Ideological jabs like this are fine in political discussions but they don't add anything elsewhere and serve only to lower the trustworthiness of what is written due to implied bias.

4 comments

It is not politics. British Museum manager did steal quite a few things. https://www.bbc.co.uk/news/entertainment-arts-68665773

This is not an academic piece but a blog which is trying to be light hearted.. The first sentence says "The other day I posted a tweet with this image which I thought was funny:' So not being 100% serious is to be expected.

As an aside to this aside on the aside…

I've gotten into reading Tintin books with my kid, as I did when I was about his age. They're grand adventures and sort-of progressive, for their era.

But the basic structure of many of the stories is still basically "let's get this rare artifact from [South America, Africa, Asia] out of the hands of the thieves stealing it, and back into a museum in England, where it belongs!" And I gotta say it grates.

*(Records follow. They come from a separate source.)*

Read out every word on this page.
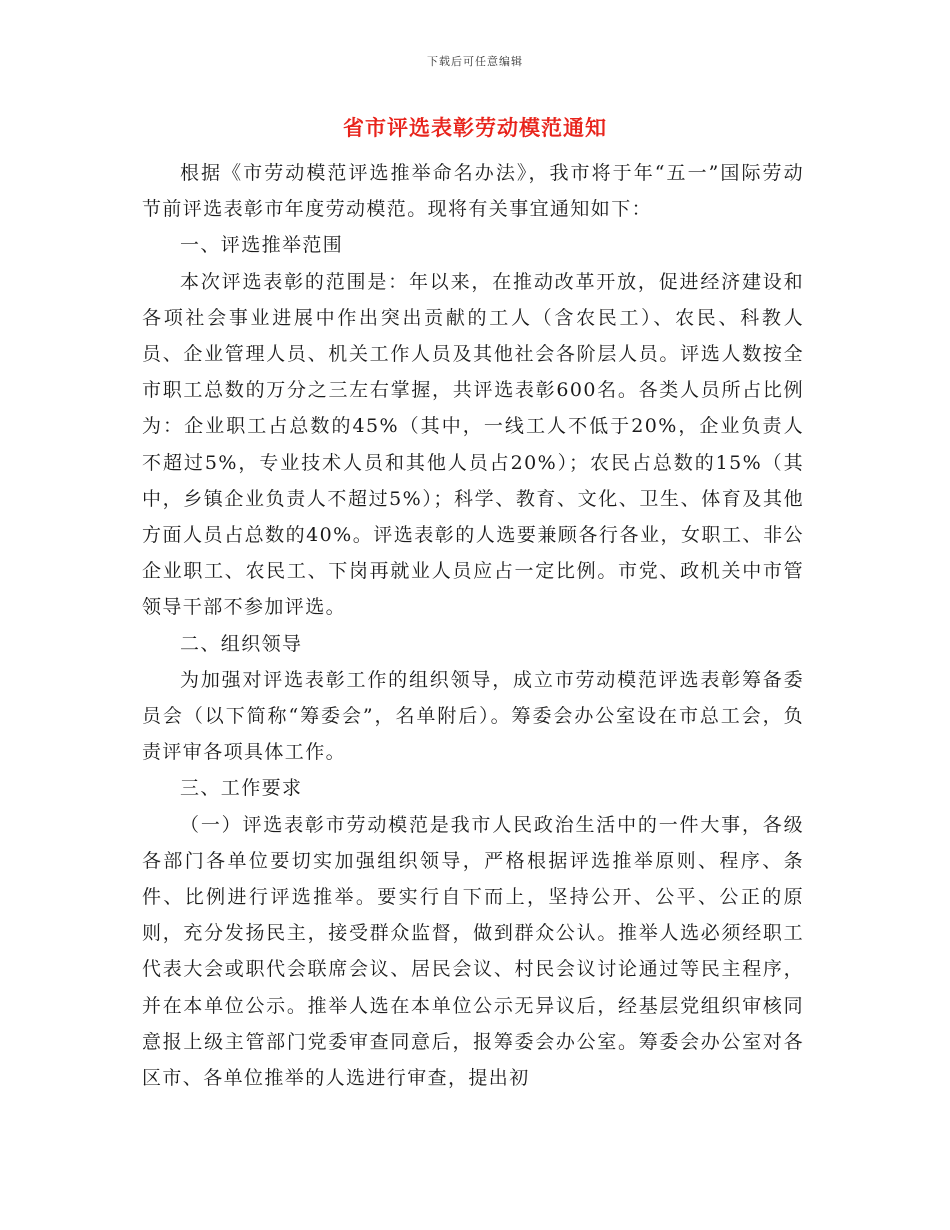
下载后可任意编辑
省市评选表彰劳动模范通知

根据《市劳动模范评选推举命名办法》，我市将于年“五一”国际劳动节前评选表彰市年度劳动模范。现将有关事宜通知如下：

一、评选推举范围

本次评选表彰的范围是：年以来，在推动改革开放，促进经济建设和各项社会事业进展中作出突出贡献的工人（含农民工）、农民、科教人员、企业管理人员、机关工作人员及其他社会各阶层人员。评选人数按全市职工总数的万分之三左右掌握，共评选表彰600名。各类人员所占比例为：企业职工占总数的45%（其中，一线工人不低于20%，企业负责人不超过5%，专业技术人员和其他人员占20%）；农民占总数的15%（其中，乡镇企业负责人不超过5%）；科学、教育、文化、卫生、体育及其他方面人员占总数的40%。评选表彰的人选要兼顾各行各业，女职工、非公企业职工、农民工、下岗再就业人员应占一定比例。市党、政机关中市管领导干部不参加评选。

二、组织领导

为加强对评选表彰工作的组织领导，成立市劳动模范评选表彰筹备委员会（以下简称“筹委会”，名单附后）。筹委会办公室设在市总工会，负责评审各项具体工作。

三、工作要求

（一）评选表彰市劳动模范是我市人民政治生活中的一件大事，各级各部门各单位要切实加强组织领导，严格根据评选推举原则、程序、条件、比例进行评选推举。要实行自下而上，坚持公开、公平、公正的原则，充分发扬民主，接受群众监督，做到群众公认。推举人选必须经职工代表大会或职代会联席会议、居民会议、村民会议讨论通过等民主程序，并在本单位公示。推举人选在本单位公示无异议后，经基层党组织审核同意报上级主管部门党委审查同意后，报筹委会办公室。筹委会办公室对各区市、各单位推举的人选进行审查，提出初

I imagine the location of the museum would have been different in the original French, but the same European colonial attitude applies.
* Belgian
They were written in French.
Not a thing.
You don't believe in Belgium?

Delaware, sure. But I'm pretty sure Belgium exists.

I don't know anybody who calls the French spoken in Belgium "Belgian" (if only because it becomes ambiguous since Belgium also uses Dutch and German).

I'm pretty sure that's what the comment was implying.

What's the implied bias? That they like facts?
Thanks for the confirmation that "politics" just means "facts".